1 result for (book:ur2 AND session:723 AND stemmed:do)
[... 7 paragraphs ...]
You are not alone in physical reality, so obviously your picture of the world is also affected by the world views of others, and you play a part in their experiences. There is a constant waking give-and-take. The same give-and-take occurs in the dream state, however. You affect your world through your dreams, then, as much as you do through your waking activities. In terms of time, lapses had to occur as various species physically matured and developed. They did so in response to inner impetus. The many languages that are now known originated in what you can call, from your point of view, nonwaking reality. Words, again, are related to the neurological structure, and languages follow that pattern. In the dream state many kinds of communication occur, and there are inner translations. Two people with different languages can speak together quite clearly in certain dreams, and understand each other perfectly. They may each translate the communication into their familiar language.
[... 3 paragraphs ...]
Give us a moment … To some extent language does make the unknown known and recognizable. It sets up signposts that each person in a culture recognizes. To do this, however, it latches upon certain significances and ignores others. You might know the word for “rock” for instance. Knowing the word might actually prevent you from seeing any specific rock clearly as it is, or recognizing how it is different from all other rocks.

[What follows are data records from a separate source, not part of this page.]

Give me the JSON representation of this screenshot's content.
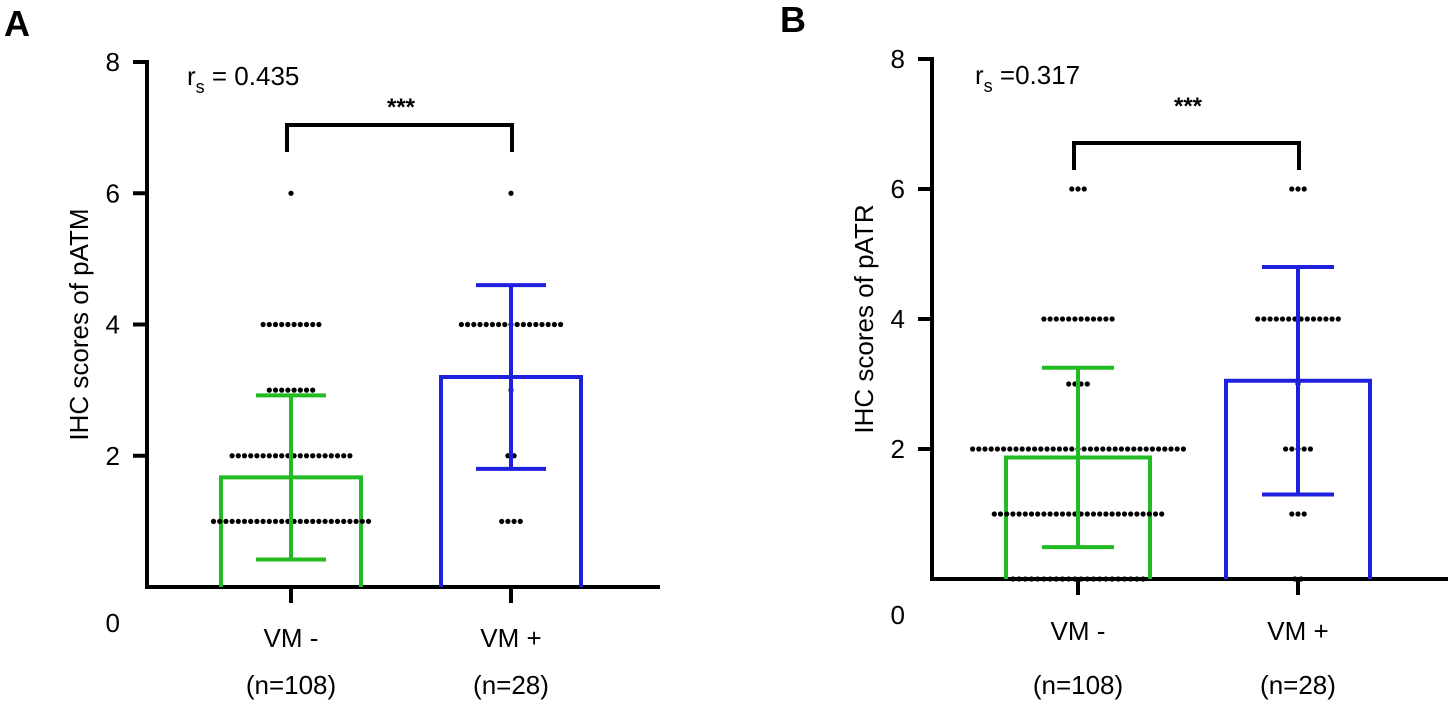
{
  "chart_data": [
    {
      "panel_label": "A",
      "type": "bar",
      "ylabel": "IHC scores of pATM",
      "ylim": [
        0,
        8
      ],
      "yticks": [
        0,
        2,
        4,
        6,
        8
      ],
      "rs_symbol": "r",
      "rs_subscript": "s",
      "rs_text": " = 0.435",
      "significance": "***",
      "categories": [
        "VM -",
        "VM +"
      ],
      "n_labels": [
        "(n=108)",
        "(n=28)"
      ],
      "bar_colors": [
        "#22bb22",
        "#1f1fe0"
      ],
      "means": [
        1.67,
        3.2
      ],
      "sd": [
        1.25,
        1.4
      ],
      "points": [
        [
          {
            "value": 6,
            "count": 1
          },
          {
            "value": 4,
            "count": 10
          },
          {
            "value": 3,
            "count": 8
          },
          {
            "value": 2,
            "count": 20
          },
          {
            "value": 1,
            "count": 26
          }
        ],
        [
          {
            "value": 6,
            "count": 1
          },
          {
            "value": 4,
            "count": 17
          },
          {
            "value": 3,
            "count": 1
          },
          {
            "value": 2,
            "count": 2
          },
          {
            "value": 1,
            "count": 4
          }
        ]
      ]
    },
    {
      "panel_label": "B",
      "type": "bar",
      "ylabel": "IHC scores of pATR",
      "ylim": [
        0,
        8
      ],
      "yticks": [
        0,
        2,
        4,
        6,
        8
      ],
      "rs_symbol": "r",
      "rs_subscript": "s",
      "rs_text": " =0.317",
      "significance": "***",
      "categories": [
        "VM -",
        "VM +"
      ],
      "n_labels": [
        "(n=108)",
        "(n=28)"
      ],
      "bar_colors": [
        "#22bb22",
        "#1f1fe0"
      ],
      "means": [
        1.87,
        3.05
      ],
      "sd": [
        1.38,
        1.75
      ],
      "points": [
        [
          {
            "value": 6,
            "count": 3
          },
          {
            "value": 4,
            "count": 12
          },
          {
            "value": 3,
            "count": 4
          },
          {
            "value": 2,
            "count": 35
          },
          {
            "value": 1,
            "count": 28
          },
          {
            "value": 0,
            "count": 22
          }
        ],
        [
          {
            "value": 6,
            "count": 3
          },
          {
            "value": 4,
            "count": 14
          },
          {
            "value": 3,
            "count": 1
          },
          {
            "value": 2,
            "count": 5
          },
          {
            "value": 1,
            "count": 3
          },
          {
            "value": 0,
            "count": 2
          }
        ]
      ]
    }
  ]
}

The play of sunlight or shadow upon any given rock may utterly escape you.5 You will simply pass it by under the category of “rock.” In the dream state you might find yourself sleeping on a sunwarmed rock, or climbing on icy ones. You might feel yourself encased in a rock, with your consciousness dispersed. You might have any number of different experiences involving rocks, all quite liberating. After such an experience you might look at rocks in an entirely different fashion, and see them in ways that escape your language. Rocks give forth sounds that you do not hear, for example, yet your language automatically limits your perception of what any rock is. To some extent words come between you and your direct expression. They should and can express that experience instead.
[... 8 paragraphs ...]
The new word will fit as much as the old one did. It may, in fact, fit better. Do this with many objects, following the same procedure. You can instead say the name of any object backwards.6 In such ways you break up to some extent the automatic patterning of familiar phrases, so that you can perceive the individuality that is within each object.
[... 1 paragraph ...]
The freshness of dream experience lies in its direct nature. Your cultural world view does not have any clear understanding of the nature of dreams, so that their direct, clear expression is not recalled often in the morning. (Pause.) At night you tune in to dreaming reality simply by closing out so-called waking reality, but the same kind of dream experience continues beneath your focus in waking life. Dreaming, you are still aware of your daily experience, but it is seemingly peripheral. Waking, your dream experience is peripheral also, but you are less aware of that condition. Both together represent the dimensions of your consciousness, and they exist simultaneously. You can and often do work out in dreams the challenges of daily life. In waking life you are also working out challenges set for yourselves in the dream state. Obviously, then, your consciousness is equipped to function in the known and unknown realities, and the divisions that you have set up are quite arbitrary.
[... 16 paragraphs ...]
(Seth postponed ending the session to make some comments on Jane’s changing attitudes toward her physical environment, added a few remarks about the drawings I’m doing for Dialogues, then, in excellent humor, closed out the session at 12:01 A.M. Jane said her trance had been considerably deeper after break; certainly her delivery had been infused with more energy. And that energy lingered, for she felt much better now.)
[... 2 paragraphs ...]
2. In Chapter 5 of Personal Reality, sessions 623–25 all contain Seth material on inner sound, light, and electromagnetic structures of the body that ordinarily we do not perceive. From the 624th session, for example: “I told you that thoughts are translated into this inner sound, but thoughts always attempt to materialize themselves also. As such they are incipient images, collectors of energy.”
[... 1 paragraph ...]
4. This material reminds me of Seth in the 681st session in Volume 1: “The deeper explanations, however [in this case of probabilities], demand a further expansion of ideas of consciousness … It is not so much a matter of Ruburt’s vocabulary, incidentally, since even a specialized scientific one would only present these ideas in its own distorted fashion. It is more a problem of basic language itself, as you are acquainted with it. Words do not exist, for example, for some of the ideas I hope to convey. We will at any rate begin.”